DiseaseĀ /health condition
Human medicinal product

Study type

Non-interventional study

Scope of the study

Assessment of risk minimisation measure implementation or effectiveness
Drug utilisation

Data collection methods

Secondary use of data
Non-interventional study

Non-interventional study design

Cohort
Study drug and medical condition

Anatomical Therapeutic Chemical (ATC) code

(N05A) ANTIPSYCHOTICS
ANTIPSYCHOTICS
(N06A) ANTIDEPRESSANTS
ANTIDEPRESSANTS

Medical condition to be studied

Ventricular arrhythmia
Cardiac failure
Pneumonia
Ischaemic stroke
Hip fracture
Death
Embolism venous
Population studied

Short description of the study population

neuroleptics (NLs) and antidepressants (ADs) users aged 65 years and older.

Age groups

Adults (65 to < 75 years)
Adults (75 to < 85 years)
Adults (85 years and over)

Estimated number of subjects

523000
Study design details

Main study objective

To estimate the risk of acute myocardial infarction, heart failure, ventricular arrhythmia, ischemic stroke, hip fracture and all-cause mortality for incident users of NLs and ADs aged 65 years and older and to compare these risks between individual drugs and drug classes.
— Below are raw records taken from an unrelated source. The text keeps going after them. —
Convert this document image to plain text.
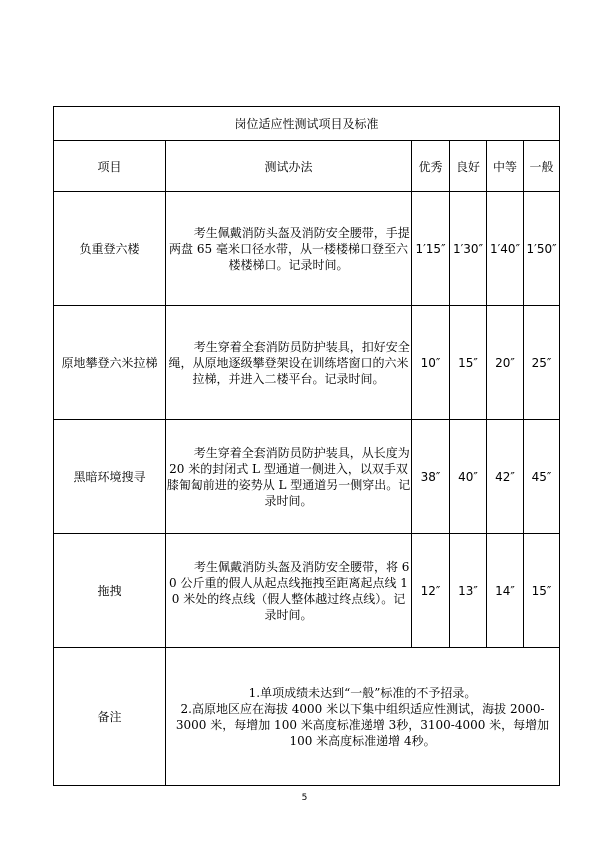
岗位适应性测试项目及标准					
项目	测试办法	优秀	良好	中等	一般
负重登六楼	考生佩戴消防头盔及消防安全腰带，手提两盘 65 毫米口径水带，从一楼楼梯口登至六楼楼梯口。记录时间。	1′15″	1′30″	1′40″	1′50″
原地攀登六米拉梯	考生穿着全套消防员防护装具，扣好安全绳，从原地逐级攀登架设在训练塔窗口的六米拉梯，并进入二楼平台。记录时间。	10″	15″	20″	25″
黑暗环境搜寻	考生穿着全套消防员防护装具，从长度为 20 米的封闭式 L 型通道一侧进入，以双手双膝匍匐前进的姿势从 L 型通道另一侧穿出。记录时间。	38″	40″	42″	45″
拖拽	考生佩戴消防头盔及消防安全腰带，将 60 公斤重的假人从起点线拖拽至距离起点线 10 米处的终点线（假人整体越过终点线）。记录时间。	12″	13″	14″	15″
备注	1.单项成绩未达到“一般”标准的不予招录。
2.高原地区应在海拔 4000 米以下集中组织适应性测试，海拔 2000-3000 米，每增加 100 米高度标准递增 3秒，3100-4000 米，每增加 100 米高度标准递增 4秒。				
5
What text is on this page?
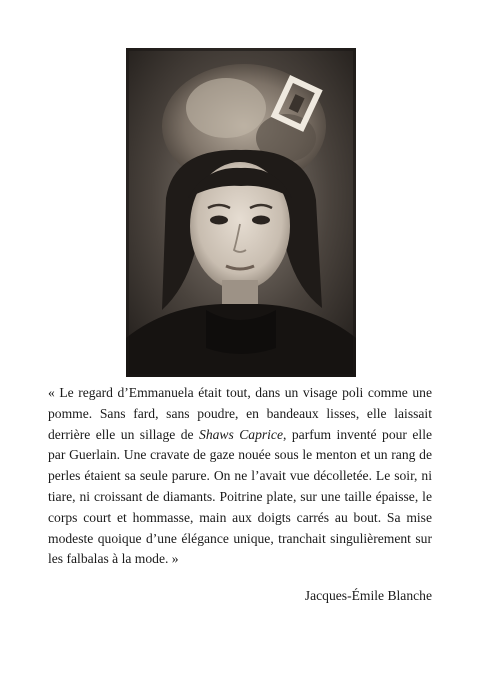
« Le regard d’Emmanuela était tout, dans un visage poli comme une pomme. Sans fard, sans poudre, en bandeaux lisses, elle laissait derrière elle un sillage de Shaws Caprice, parfum inventé pour elle par Guerlain. Une cravate de gaze nouée sous le menton et un rang de perles étaient sa seule parure. On ne l’avait vue décolletée. Le soir, ni tiare, ni croissant de diamants. Poitrine plate, sur une taille épaisse, le corps court et hommasse, main aux doigts carrés au bout. Sa mise modeste quoique d’une élégance unique, tranchait singulièrement sur les falbalas à la mode. »

Jacques-Émile Blanche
For incident NL users, the outcomes pneumonia and venous thromboembolism will also be investigated.

Outcomes

Acute myocardial infarction, heart failure, ventricular arrhythmia, ischemic stroke, hip fracture, pneumonia, venous thromboembolism and all-cause mortality.

Data analysis plan

For the primary and secondary analysis, Cox models will be used to estimate the adjusted hazard ratio for each outcome in the NL (reference group: atypical neuroleptic) and antidepressant (reference group: tri- and tetracyclic antidepressants) drug classes and for frequently used individual drugs (reference group neuroleptic: risperidone, reference group antidepressants: citalopram). The time-scale for the time-to-event analysis is the time in the cohort until occurrence of an outcome or censoring at the end of cohort time. Pre-defined a priori covariates such as age, sex, and prior history of selected co-morbidity and co-medication will always be included in the model. A backward selection (p=0.05) will be performed to include additional covariates in the model.